La violence routière, discriminant social

Dans un article paru dans le Monde Diplomatique en août 2016, Matthieu Grossetête, chercheur rattaché au Centre universitaire de recherches sur l’action publique et le politique, université de Picardie, fait le lien entre les accidents de la route et les classes sociales.

Le constat est que les pouvoirs publics incriminent uniquement les comportements individuels pour expliquer la hausse du nombre de morts sur les routes en 2014 et 2015. Or, pour M. Grossetête, outre les conduites individuelles, cela vient aussi de la précarisation des classes populaires et des inégalités sociales.

Un accident de la route est le résultat de déterminations collectives. En effet, si l’on prend pour exemple les jeunes, alors que 38 % du total des accidentés décédés avaient moins de 30 ans, ce pourcentage s’élève à presque 50 % chez les ouvriers. Et la surreprésentation des ouvriers apparaît quel que soit l’âge.

Les catégories sociales favorisées et les professions libérales sont-elles plus vertueuses au volant ? Dans une étude des comparutions pour homicide routier dans un tribunal de grande instance, on constate une surreprésentation des cadres et une sous-représentation des ouvriers : les conducteurs utilisant des véhicules équipés de protections plus modernes et plus efficaces ont été épargnés dans les accidents qu’ils ont provoqués.
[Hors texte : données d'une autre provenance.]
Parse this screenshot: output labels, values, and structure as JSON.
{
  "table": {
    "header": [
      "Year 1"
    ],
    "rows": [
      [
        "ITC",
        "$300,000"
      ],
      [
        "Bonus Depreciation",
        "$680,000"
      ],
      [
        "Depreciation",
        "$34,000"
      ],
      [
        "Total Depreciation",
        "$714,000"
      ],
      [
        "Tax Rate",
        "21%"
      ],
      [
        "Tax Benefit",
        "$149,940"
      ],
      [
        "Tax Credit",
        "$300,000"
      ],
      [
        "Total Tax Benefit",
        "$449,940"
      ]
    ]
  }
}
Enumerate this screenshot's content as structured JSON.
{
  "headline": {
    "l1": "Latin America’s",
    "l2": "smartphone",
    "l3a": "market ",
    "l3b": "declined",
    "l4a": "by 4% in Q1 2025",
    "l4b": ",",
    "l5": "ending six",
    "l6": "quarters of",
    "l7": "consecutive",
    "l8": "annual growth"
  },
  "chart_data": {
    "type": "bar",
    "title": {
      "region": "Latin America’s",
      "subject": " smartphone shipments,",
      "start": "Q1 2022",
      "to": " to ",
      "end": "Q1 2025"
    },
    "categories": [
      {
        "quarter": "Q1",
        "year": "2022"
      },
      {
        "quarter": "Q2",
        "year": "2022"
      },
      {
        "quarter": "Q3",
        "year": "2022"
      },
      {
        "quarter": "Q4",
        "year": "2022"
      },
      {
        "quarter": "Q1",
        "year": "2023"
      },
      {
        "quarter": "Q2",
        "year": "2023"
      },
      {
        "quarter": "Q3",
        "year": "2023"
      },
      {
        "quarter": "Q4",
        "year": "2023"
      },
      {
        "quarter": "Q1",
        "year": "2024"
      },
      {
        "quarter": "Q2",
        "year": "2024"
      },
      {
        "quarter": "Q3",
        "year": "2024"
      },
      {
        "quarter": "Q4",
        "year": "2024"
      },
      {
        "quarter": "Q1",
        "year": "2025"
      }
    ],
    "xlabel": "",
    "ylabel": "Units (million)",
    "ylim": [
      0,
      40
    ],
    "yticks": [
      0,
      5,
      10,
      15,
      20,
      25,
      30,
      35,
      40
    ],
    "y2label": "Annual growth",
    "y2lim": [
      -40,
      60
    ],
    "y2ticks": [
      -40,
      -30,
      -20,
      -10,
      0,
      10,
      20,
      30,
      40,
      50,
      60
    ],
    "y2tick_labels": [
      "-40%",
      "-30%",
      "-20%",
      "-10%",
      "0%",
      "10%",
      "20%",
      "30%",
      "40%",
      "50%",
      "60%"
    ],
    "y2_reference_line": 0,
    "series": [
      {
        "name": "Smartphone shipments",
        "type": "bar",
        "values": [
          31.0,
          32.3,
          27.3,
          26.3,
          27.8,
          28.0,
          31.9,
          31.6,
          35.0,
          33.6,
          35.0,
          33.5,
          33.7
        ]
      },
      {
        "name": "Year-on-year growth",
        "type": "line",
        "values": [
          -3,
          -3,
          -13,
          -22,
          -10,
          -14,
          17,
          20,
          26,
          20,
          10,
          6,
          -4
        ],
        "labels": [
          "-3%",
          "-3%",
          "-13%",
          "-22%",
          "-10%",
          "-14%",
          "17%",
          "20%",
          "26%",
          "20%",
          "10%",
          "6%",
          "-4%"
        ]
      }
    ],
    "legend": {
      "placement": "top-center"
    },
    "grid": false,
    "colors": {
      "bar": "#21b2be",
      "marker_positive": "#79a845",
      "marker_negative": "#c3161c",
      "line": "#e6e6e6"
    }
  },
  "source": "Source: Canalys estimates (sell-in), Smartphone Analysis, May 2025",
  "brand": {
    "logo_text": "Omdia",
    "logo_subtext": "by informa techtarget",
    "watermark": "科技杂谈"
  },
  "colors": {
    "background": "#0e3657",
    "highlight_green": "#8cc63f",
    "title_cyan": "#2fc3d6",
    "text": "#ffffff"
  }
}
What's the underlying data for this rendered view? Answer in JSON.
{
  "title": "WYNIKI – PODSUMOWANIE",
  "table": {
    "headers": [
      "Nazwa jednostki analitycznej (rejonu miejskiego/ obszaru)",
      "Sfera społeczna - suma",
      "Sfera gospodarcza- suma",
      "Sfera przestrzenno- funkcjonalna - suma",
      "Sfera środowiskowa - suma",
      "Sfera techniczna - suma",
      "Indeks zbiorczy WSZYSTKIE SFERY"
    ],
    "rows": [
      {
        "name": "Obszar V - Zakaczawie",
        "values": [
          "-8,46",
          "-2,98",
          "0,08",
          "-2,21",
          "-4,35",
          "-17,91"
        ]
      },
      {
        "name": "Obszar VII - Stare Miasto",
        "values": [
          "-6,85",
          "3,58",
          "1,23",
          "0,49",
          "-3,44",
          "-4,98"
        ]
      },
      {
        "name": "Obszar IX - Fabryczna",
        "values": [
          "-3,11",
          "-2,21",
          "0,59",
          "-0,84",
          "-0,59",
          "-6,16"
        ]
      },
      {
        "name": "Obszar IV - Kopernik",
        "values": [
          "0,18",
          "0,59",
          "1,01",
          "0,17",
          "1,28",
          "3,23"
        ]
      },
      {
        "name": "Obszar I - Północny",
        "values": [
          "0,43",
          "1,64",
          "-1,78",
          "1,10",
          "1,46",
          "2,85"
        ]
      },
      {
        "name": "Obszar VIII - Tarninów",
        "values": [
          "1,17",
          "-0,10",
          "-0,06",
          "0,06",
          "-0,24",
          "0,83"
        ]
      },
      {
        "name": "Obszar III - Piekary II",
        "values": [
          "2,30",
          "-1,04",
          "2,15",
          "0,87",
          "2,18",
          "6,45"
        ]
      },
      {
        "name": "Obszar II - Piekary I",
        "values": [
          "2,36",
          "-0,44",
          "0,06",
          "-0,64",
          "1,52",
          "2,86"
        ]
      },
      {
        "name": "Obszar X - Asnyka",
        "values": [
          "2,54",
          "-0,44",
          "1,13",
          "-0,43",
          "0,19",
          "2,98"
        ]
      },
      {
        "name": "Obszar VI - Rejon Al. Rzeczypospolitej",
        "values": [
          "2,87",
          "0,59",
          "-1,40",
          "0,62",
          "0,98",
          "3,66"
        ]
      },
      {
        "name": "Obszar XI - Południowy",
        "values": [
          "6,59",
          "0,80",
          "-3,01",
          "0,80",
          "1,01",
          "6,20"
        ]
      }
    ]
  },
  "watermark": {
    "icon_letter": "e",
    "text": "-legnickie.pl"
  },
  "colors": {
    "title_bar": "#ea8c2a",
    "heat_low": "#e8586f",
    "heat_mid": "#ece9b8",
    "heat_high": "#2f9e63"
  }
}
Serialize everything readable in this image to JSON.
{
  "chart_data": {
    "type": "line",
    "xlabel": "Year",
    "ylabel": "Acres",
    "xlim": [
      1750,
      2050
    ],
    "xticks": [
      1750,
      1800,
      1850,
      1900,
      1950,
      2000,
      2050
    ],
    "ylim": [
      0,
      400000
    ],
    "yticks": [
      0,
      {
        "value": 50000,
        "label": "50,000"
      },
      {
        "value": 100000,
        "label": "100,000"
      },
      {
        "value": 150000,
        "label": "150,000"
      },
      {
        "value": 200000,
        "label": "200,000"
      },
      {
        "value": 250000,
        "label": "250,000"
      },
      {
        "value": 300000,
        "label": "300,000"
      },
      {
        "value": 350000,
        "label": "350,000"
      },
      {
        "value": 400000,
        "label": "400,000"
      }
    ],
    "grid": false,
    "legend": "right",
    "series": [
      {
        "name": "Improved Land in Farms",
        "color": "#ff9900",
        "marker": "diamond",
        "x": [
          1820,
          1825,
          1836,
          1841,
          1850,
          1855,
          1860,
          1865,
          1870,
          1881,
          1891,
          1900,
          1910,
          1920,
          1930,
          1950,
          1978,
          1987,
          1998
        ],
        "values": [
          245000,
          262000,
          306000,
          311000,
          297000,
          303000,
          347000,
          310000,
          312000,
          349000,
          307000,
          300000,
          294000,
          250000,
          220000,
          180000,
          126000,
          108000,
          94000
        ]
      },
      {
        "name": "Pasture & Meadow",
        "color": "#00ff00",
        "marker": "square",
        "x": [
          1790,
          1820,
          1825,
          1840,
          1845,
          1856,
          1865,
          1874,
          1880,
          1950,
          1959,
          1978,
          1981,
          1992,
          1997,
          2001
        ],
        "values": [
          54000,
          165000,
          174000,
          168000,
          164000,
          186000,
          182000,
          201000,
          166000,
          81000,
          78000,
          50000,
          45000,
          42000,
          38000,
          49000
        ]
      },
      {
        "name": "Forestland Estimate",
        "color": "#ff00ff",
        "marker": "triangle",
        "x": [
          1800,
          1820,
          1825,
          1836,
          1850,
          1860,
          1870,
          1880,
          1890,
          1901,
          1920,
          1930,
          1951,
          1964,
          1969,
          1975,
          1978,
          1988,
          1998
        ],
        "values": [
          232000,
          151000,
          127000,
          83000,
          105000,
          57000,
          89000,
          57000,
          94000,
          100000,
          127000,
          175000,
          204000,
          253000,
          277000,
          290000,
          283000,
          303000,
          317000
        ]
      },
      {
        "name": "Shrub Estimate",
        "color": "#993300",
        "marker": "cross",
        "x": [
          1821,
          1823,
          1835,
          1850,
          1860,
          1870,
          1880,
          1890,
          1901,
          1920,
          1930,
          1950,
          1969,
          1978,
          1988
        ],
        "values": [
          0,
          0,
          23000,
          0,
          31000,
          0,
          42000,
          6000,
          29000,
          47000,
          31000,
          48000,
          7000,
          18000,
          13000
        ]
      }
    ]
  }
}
Les juges de ce tribunal établissent d’ailleurs un lien direct entre le capital économique des inculpés, la puissance de leur véhicule et leur sentiment d’omnipotence dans l’espace public. Ces prévenus bénéficient d’une certaine clémence… Dans des circonstances équivalentes, les ouvriers sont plus sévèrement condamnés.

En dehors de voitures puissantes et protectrices, ces disparités cadres/ouvriers s’expliquent aussi par les conditions de vie des classes populaires. On sait que 80 % des accidents mortels ont lieu sur les routes départementales, et ce sont souvent les classes populaires qui vivent loin des agglomérations et qui effectuent des trajets plus longs pour se rendre au travail. Les plus aisés habitent en ville ou empruntent l’auto-route (payante). Mais c’est aussi l’isolement affectif des couches populaires (les conducteurs mis en cause sont plus souvent célibataires, veufs ou divorcés), qui accentue l’impératif de profiter de la vie, l’avenir n’étant plus assuré.

De nombreux fonctionnaires de terrain constatent la surreprésentation des personnes précaires parmi les victimes. Mais les pouvoirs publics préfèrent ignorer ce constat et vont jusqu’à museler ceux qui osent évoquer ce problème. Pourtant, la connaissance de ces inégalités routières pourrait permettre d’orienter différemment les politiques publiques et éviter nombre d’accidents. Pour exemple, les classes populaires sont largement absentes des campagnes nationales de prévention.